A review by bhnmt61
Leonardo Da Vinci by Walter Isaacson

4.0

Unexpectedly, in spite of this book’s 500+ pages, Isaacson’s style is more of a journalist writing for a popular magazine than an academic creating a definitive biography. That contrast describes my experience of reading Leonardo. I would never have finished a dense academic biography, but on the other hand, I weirdly ended up feeling a little disappointed. How can you read 500 pages about someone and end up wishing you knew more?

That probably says more about Leonardo than it does Isaacson. Leonardo is endlessly fascinating. He’s clearly one of the most intelligent, curious people ever to live, but he rarely completed anything. If all of his finished paintings were gathered in one gallery, the gallery wouldn’t need to be very big.

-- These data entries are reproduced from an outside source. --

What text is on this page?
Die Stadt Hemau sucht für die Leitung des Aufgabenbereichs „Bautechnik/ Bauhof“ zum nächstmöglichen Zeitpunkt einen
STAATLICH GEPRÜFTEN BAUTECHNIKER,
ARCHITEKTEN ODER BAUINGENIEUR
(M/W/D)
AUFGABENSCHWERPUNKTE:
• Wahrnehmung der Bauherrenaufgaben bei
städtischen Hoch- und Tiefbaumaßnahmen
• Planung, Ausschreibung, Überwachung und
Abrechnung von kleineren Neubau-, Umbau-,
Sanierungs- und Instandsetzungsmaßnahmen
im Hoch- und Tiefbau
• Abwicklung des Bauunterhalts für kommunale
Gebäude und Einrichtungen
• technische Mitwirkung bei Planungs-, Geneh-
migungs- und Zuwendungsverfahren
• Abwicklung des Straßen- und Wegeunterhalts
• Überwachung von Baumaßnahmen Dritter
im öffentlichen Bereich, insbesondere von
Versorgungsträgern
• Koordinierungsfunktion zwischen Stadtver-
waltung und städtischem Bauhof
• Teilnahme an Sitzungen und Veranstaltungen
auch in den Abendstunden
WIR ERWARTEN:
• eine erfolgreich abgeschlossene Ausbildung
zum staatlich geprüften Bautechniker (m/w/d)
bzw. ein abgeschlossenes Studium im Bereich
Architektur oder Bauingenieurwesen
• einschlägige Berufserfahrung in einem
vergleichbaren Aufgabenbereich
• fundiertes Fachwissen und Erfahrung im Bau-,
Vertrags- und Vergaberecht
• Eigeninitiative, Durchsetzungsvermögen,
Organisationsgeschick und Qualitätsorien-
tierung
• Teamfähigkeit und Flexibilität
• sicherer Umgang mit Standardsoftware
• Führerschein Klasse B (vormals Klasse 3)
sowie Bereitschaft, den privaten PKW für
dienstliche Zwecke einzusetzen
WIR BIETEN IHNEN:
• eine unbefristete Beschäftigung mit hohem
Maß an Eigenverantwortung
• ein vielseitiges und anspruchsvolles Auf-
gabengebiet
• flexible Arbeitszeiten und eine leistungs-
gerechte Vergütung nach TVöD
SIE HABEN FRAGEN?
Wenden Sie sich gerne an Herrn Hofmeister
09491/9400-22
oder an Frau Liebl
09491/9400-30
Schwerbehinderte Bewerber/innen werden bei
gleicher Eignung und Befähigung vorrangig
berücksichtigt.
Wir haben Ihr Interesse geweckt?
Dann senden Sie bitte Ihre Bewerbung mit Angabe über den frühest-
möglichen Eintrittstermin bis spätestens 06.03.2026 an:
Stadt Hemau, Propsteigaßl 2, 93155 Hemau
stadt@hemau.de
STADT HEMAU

I remember as an undergraduate at a liberal arts school, I was required to take an art history course. That sounded horribly dull to me, so I put it off until I couldn’t put it off any more—and I ended up being sorry I had. I loved it. One of the things I learned is that when you’ve seen iconic works of art over and over in popular culture, you don’t realize why they are iconic. It’s only in the context of other painters of the era, or the immediately preceding era, that you realize how groundbreaking the work is.

Isaacson does a decent job of making this clear. The book was clearly intended to be mass produced, so there isn’t as much (expensive) contextual illustration as you could wish, but the text does a good job of spelling out exactly why the Mona Lisa or The Last Supper or the Vitruvian Man are the timeless works that they are.

Maybe Isaacson’s real gift to the reader is showing all the contradictions wrapped around Leonardo’s genius. Why did he leave so many paintings unfinished? How could he have written thousands of pages describing groundbreaking experiments and dissections, and yet left them unpublished? Leonardo discovered things about architecture, engineering, and the human body that wouldn’t be replicated/confirmed for two hundred years or more, but outside of his friends and associates, no one knew. It’s almost heartbreaking to think about.

I won’t say I was riveted all the way through, but all in all, this is a thoroughly worthwhile read.